KUNAL KUNDU, INDIA ECONOMIST, SOCIETE GENERALE, BENGALURU
"The central bank stuck to its revised playbook of targeting inflation. For sure, multiple challenges are staring at the central bank's face — sharply higher inflation, rising bond yields, and weak growth prospects. Yet, the RBI rightly chose to address inflation despite knowing fully well that immediate supply-side challenges can barely be addressed by monetary policy. At this point in time, therefore, it is critical for the RBI to raise rates sufficiently to engineer a growth slowdown to check potential passthrough of high input costs to output prices as the long-term economic cost of unaddressed inflation would be far more damaging. Yet, the RBI's projections show that inflation will only ease at a rather slow pace and would continue to remain well above the RBI's upward tolerance limit of 6.0%."
SUVODEEP RAKSHIT, SENIOR ECONOMIST, KOTAK INSTITUTIONAL EQUITIES, MUMBAI
"The tone of the policy continues to be hawkish and we expect the RBI to continue hiking repo rate to ensure a neutral to marginally positive real policy rate. We expect 35 bps repo rate hike in the August policy to 5.25% and repo rate at 5.75% by end-FY2023. Along with pushing the repo rate to above the pre-pandemic level, a 35 bps hike would also signal a gradual normalization in the policy actions while being adequately hawkish. We also expect another 50 bps hike in CRR to 5% by end-FY2023 to move the liquidity conditions towards the pre-pandemic levels."
AURODEEP NANDI, INDIA ECONOMIST AND VICE PRESIDENT, NOMURA, MUMBAI
"Today's hike by 50 bps on top of an inter-meeting 40 bps hike in May is reflective of inflation elbowing its way to the top of the RBI's priority list and it belatedly looking to catch up with the curve. The RBI's upward revision of the inflation forecast for FY23 to 6.7% from 5.7% in April was also in line with our expectations, but still lower than our forecast of 7.2%. So, we believe that we are still far from the finishing line and that more front-loaded rate hikes are on the offing."
PRITHVIRAJ SRINIVAS, CHIEF ECONOMIST, AXIS CAPITAL, MUMBAI
"Including today's rate hike, the RBI has raised effective policy rate by 155 bps this year through a series of rate hikes and liquidity tightening measures — i.e. from 3.35% reverse repo to revised 4.90% repo rate. We expect peak repo rate in the current tightening cycle at 6% given that CPI inflation is likely to average 5% to 5.5% in 12 to 18 months from now."

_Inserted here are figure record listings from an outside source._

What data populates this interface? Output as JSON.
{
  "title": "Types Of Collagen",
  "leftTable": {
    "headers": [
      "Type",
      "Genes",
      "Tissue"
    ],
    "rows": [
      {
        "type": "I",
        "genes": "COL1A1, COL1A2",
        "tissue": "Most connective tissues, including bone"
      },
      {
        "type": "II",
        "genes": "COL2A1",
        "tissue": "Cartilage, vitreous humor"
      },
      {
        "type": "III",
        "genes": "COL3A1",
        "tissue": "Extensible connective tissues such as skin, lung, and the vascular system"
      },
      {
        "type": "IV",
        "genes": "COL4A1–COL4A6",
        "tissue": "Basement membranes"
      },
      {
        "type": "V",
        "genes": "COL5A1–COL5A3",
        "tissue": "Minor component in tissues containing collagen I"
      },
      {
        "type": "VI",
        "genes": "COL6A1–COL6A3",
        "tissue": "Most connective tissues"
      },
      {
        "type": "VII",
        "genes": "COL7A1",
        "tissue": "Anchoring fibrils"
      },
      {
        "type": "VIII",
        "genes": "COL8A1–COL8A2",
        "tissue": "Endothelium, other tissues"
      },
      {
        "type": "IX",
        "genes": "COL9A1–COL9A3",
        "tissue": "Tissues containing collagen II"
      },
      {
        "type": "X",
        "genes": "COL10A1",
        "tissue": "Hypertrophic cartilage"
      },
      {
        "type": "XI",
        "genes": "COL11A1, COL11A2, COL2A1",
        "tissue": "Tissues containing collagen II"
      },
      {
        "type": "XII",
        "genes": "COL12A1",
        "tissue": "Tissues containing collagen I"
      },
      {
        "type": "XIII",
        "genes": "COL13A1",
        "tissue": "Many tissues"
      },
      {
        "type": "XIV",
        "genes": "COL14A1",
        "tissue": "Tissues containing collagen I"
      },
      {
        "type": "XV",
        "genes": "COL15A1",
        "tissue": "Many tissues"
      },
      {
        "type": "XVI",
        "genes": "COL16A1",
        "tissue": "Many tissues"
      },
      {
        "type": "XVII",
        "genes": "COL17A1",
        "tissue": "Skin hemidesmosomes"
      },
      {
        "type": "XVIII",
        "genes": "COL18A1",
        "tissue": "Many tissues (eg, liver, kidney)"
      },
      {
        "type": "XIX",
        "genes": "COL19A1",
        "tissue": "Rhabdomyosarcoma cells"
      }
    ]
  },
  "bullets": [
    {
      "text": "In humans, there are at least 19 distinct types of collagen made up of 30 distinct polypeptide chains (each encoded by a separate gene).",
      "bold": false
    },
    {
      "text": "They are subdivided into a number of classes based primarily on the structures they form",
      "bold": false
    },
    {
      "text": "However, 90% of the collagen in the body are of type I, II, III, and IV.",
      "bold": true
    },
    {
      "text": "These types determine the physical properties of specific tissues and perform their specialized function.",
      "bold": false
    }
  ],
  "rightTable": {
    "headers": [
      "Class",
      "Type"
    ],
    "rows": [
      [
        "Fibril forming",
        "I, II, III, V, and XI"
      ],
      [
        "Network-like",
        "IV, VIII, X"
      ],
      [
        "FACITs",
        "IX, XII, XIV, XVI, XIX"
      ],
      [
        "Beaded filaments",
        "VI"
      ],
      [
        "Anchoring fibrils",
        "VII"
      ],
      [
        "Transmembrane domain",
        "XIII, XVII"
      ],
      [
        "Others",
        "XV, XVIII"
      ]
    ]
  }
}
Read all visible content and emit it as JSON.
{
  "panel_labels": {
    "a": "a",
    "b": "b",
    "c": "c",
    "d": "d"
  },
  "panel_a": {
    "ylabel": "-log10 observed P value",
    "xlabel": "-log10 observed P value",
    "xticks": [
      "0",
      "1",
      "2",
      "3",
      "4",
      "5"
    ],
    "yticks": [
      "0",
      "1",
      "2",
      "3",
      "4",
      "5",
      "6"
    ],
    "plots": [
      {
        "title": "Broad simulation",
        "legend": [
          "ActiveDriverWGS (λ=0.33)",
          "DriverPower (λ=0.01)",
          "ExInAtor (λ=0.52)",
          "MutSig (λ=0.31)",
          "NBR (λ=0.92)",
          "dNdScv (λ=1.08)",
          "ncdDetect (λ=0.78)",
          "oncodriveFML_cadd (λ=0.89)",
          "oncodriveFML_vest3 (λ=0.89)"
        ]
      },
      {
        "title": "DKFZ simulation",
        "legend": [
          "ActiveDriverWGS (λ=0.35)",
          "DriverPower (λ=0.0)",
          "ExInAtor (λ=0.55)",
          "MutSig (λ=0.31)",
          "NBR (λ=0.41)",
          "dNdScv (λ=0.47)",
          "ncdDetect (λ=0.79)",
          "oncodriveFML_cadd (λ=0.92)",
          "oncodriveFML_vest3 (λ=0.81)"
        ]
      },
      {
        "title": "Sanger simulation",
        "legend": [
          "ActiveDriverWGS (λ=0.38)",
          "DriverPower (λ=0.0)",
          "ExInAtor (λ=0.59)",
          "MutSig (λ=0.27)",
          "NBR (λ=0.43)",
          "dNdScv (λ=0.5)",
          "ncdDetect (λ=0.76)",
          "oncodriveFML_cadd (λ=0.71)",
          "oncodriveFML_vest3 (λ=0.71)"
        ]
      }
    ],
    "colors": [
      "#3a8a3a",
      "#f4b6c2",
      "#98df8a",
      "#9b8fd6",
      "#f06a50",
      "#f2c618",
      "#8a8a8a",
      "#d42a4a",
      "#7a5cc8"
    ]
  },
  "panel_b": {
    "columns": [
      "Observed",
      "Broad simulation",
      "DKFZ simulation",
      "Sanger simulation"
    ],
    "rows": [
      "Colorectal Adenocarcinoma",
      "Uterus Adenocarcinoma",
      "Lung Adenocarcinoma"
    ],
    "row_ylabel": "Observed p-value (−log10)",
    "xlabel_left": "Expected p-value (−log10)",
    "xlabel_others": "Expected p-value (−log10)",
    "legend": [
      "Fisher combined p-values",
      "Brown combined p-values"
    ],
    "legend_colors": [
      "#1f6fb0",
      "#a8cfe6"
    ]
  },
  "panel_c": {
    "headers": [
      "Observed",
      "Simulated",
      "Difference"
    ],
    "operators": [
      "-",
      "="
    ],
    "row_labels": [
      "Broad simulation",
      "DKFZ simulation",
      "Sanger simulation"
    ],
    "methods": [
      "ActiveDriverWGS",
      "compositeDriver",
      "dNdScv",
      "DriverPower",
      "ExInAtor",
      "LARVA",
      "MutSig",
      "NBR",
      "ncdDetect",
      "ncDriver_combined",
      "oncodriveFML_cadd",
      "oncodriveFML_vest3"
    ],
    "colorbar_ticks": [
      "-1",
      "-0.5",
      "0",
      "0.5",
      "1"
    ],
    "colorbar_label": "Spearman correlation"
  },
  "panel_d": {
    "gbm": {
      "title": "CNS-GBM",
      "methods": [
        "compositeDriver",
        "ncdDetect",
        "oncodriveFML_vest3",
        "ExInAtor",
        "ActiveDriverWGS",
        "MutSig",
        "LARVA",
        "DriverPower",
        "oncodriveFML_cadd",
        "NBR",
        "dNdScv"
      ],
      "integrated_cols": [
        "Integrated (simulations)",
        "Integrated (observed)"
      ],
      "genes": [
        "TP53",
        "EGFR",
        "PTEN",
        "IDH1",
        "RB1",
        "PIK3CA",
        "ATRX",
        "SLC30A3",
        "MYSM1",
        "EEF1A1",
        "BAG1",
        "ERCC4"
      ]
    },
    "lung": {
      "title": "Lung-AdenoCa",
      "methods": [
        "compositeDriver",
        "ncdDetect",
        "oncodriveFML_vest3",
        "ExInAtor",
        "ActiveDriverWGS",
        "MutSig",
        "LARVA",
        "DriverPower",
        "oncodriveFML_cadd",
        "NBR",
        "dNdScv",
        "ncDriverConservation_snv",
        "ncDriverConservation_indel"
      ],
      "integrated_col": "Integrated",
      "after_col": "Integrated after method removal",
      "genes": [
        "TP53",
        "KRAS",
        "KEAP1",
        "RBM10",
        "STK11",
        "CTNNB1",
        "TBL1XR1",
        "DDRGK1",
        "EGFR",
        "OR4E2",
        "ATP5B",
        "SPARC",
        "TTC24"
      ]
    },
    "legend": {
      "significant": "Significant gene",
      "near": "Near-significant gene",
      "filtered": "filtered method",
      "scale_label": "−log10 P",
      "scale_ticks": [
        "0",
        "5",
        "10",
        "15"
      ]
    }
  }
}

ADITI NAYAR, CHIEF ECONOMIST, ICRA, GURUGRAM
"While further rate hikes remain clearly on the table, with the reference to the revised repo rate of 4.9% remaining below the pre-pandemic level, the comment on the orderly completion of the government borrowing programme has served to cool the 10-year G-sec yield. We foresee further repo hikes of 35 bps and 25 bps, respectively, in the next two policies."